Stanton Nursing Home: 3-Day Abuse Reporting Delay, KY
STANTON, KY - Federal inspectors found that Stanton Nursing and Rehabilitation Center failed to follow proper reporting protocols after a suspected abuse incident involving a certified nursing assistant and a resident, delaying notification to state authorities by three days and potentially compromising resident safety oversight.
Delayed Reporting Compromises Oversight Systems
The investigation centered on events that occurred on February 7, 2025, when a certified nursing assistant (CNA4) allegedly pulled a resident's lip with a backscratcher and yelled at the resident. According to inspection findings, this incident was witnessed by another nursing assistant (CNA5), but the facility's administration was not notified until February 10, 2025 - a full three days after the event occurred.
The delayed notification represents a critical breakdown in the nursing home's safety reporting system. Federal regulations require nursing facilities to immediately report suspected abuse to ensure rapid investigation and protection of vulnerable residents. The three-day delay meant that potential evidence could have been lost, witnesses' memories could have faded, and the alleged perpetrator continued working without immediate oversight.
During interviews with inspectors, CNA5 confirmed that she texted Unit Manager (UM1) about the incident but indicated her report focused more on the resident throwing water on CNA4 rather than the suspected abuse involving the backscratcher. This miscommunication highlights how critical details can be lost when reporting systems fail to function properly.
Communication Breakdown Prevented Immediate Action
The inspection revealed significant gaps in the facility's communication chain. UM1 told investigators that she received CNA5's text "in the middle of the night" but did not see it until the following morning. When she did receive the message, UM1 contacted the former Director of Nursing, who reportedly dismissed the incident, saying "the resident was just mad, that's not anything."
This response demonstrates a fundamental misunderstanding of abuse reporting requirements. Licensed nursing personnel have a professional and legal obligation to investigate all allegations of potential abuse, regardless of perceived severity or circumstances. The casual dismissal of the reported incident prevented proper investigation protocols from being initiated.

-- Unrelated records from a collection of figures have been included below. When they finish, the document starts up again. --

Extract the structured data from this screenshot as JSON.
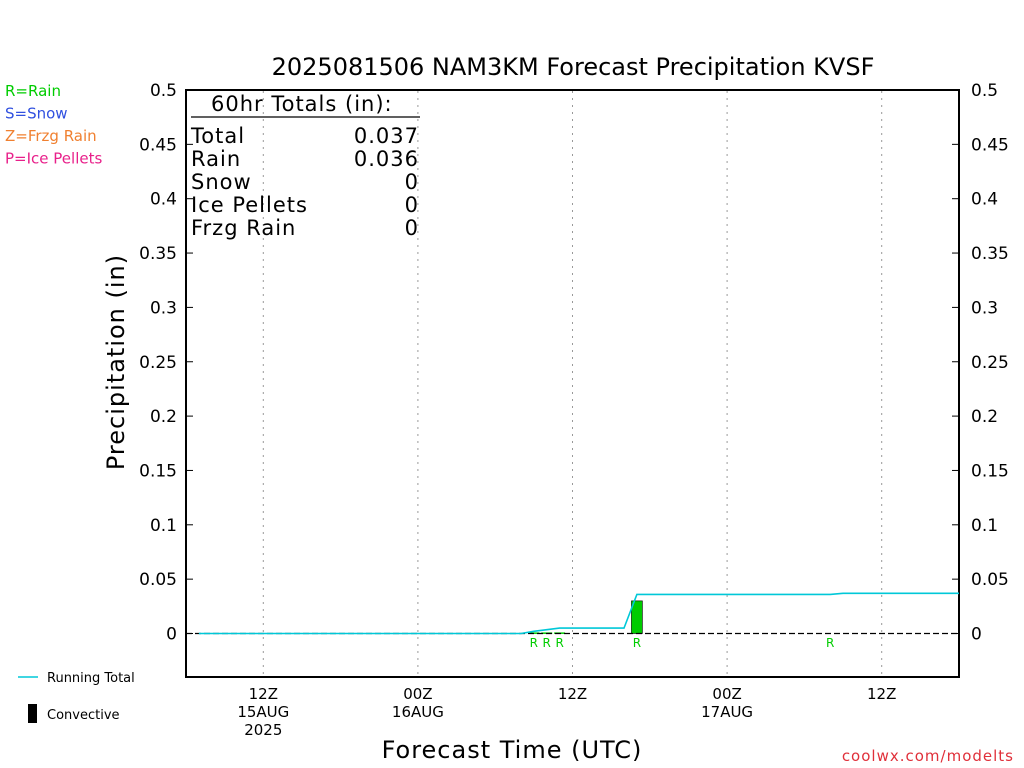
{
  "chart_data": {
    "type": "bar",
    "title": "2025081506 NAM3KM Forecast Precipitation KVSF",
    "xlabel": "Forecast Time (UTC)",
    "ylabel": "Precipitation (in)",
    "ylim": [
      0,
      0.5
    ],
    "y_ticks": [
      "0.5",
      "0.45",
      "0.4",
      "0.35",
      "0.3",
      "0.25",
      "0.2",
      "0.15",
      "0.1",
      "0.05",
      "0"
    ],
    "y_tick_values": [
      0.5,
      0.45,
      0.4,
      0.35,
      0.3,
      0.25,
      0.2,
      0.15,
      0.1,
      0.05,
      0
    ],
    "x_ticks": [
      {
        "hour": 12,
        "lines": [
          "12Z",
          "15AUG",
          "2025"
        ]
      },
      {
        "hour": 24,
        "lines": [
          "00Z",
          "16AUG"
        ]
      },
      {
        "hour": 36,
        "lines": [
          "12Z"
        ]
      },
      {
        "hour": 48,
        "lines": [
          "00Z",
          "17AUG"
        ]
      },
      {
        "hour": 60,
        "lines": [
          "12Z"
        ]
      }
    ],
    "xlim_hours": [
      6,
      66
    ],
    "grid": true,
    "series": [
      {
        "name": "Running Total",
        "type": "line",
        "color": "#00c8d8",
        "x": [
          7,
          32,
          33,
          35,
          40,
          41,
          42,
          56,
          57,
          58,
          66
        ],
        "y": [
          0,
          0,
          0.002,
          0.005,
          0.005,
          0.036,
          0.036,
          0.036,
          0.037,
          0.037,
          0.037
        ]
      },
      {
        "name": "Rain",
        "type": "bar",
        "color": "#00cc00",
        "x": [
          33,
          34,
          35,
          41
        ],
        "y": [
          0.001,
          0.001,
          0.001,
          0.03
        ]
      }
    ],
    "precip_type_labels": [
      {
        "text": "R",
        "hour": 33,
        "color": "#00cc00"
      },
      {
        "text": "R",
        "hour": 34,
        "color": "#00cc00"
      },
      {
        "text": "R",
        "hour": 35,
        "color": "#00cc00"
      },
      {
        "text": "R",
        "hour": 41,
        "color": "#00cc00"
      },
      {
        "text": "R",
        "hour": 56,
        "color": "#00cc00"
      }
    ]
  },
  "type_legend": [
    {
      "text": "R=Rain",
      "color": "#00cc00"
    },
    {
      "text": "S=Snow",
      "color": "#3050e0"
    },
    {
      "text": "Z=Frzg Rain",
      "color": "#f08030"
    },
    {
      "text": "P=Ice Pellets",
      "color": "#e8208a"
    }
  ],
  "totals": {
    "header": "60hr Totals (in):",
    "rows": [
      {
        "label": "Total",
        "value": "0.037"
      },
      {
        "label": "Rain",
        "value": "0.036"
      },
      {
        "label": "Snow",
        "value": "0"
      },
      {
        "label": "Ice Pellets",
        "value": "0"
      },
      {
        "label": "Frzg Rain",
        "value": "0"
      }
    ]
  },
  "bottom_legend": {
    "running_total": "Running Total",
    "convective": "Convective"
  },
  "credit": "coolwx.com/modelts",
  "colors": {
    "running_total": "#00c8d8",
    "rain": "#00cc00",
    "convective": "#000000"
  }
}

During her interview, UM1 acknowledged that she expected staff to "call her and keep calling until she was awake" for serious incidents. This statement indicates that the facility recognized the incident warranted immediate attention, yet the communication system failed to ensure urgent matters received timely response.
Regulatory Violations Compound Safety Concerns
Once the Administrator finally learned of the allegation on February 10, 2025, at 10:00 AM, additional regulatory violations occurred. Federal law requires nursing facilities to notify the State Survey Agency within 24 hours of suspected abuse. However, the Office of Inspector General was not contacted until 2:57 PM that same day - nearly five hours after the Administrator was informed.
The former Administrator acknowledged during interviews that he had "two hours to report it to OIG" once he became aware of the allegation. This statement indicates awareness of reporting requirements while simultaneously documenting failure to meet those obligations. Such delays can compromise the effectiveness of state oversight systems designed to protect nursing home residents.
The facility also failed to notify Adult Protective Services (APS) about the incident. When questioned, the Administrator stated he was "under the impression OIG informed APS," revealing confusion about mandatory reporting responsibilities. This gap meant that multiple protective agencies that should have been immediately alerted to investigate and safeguard the resident were left uninformed.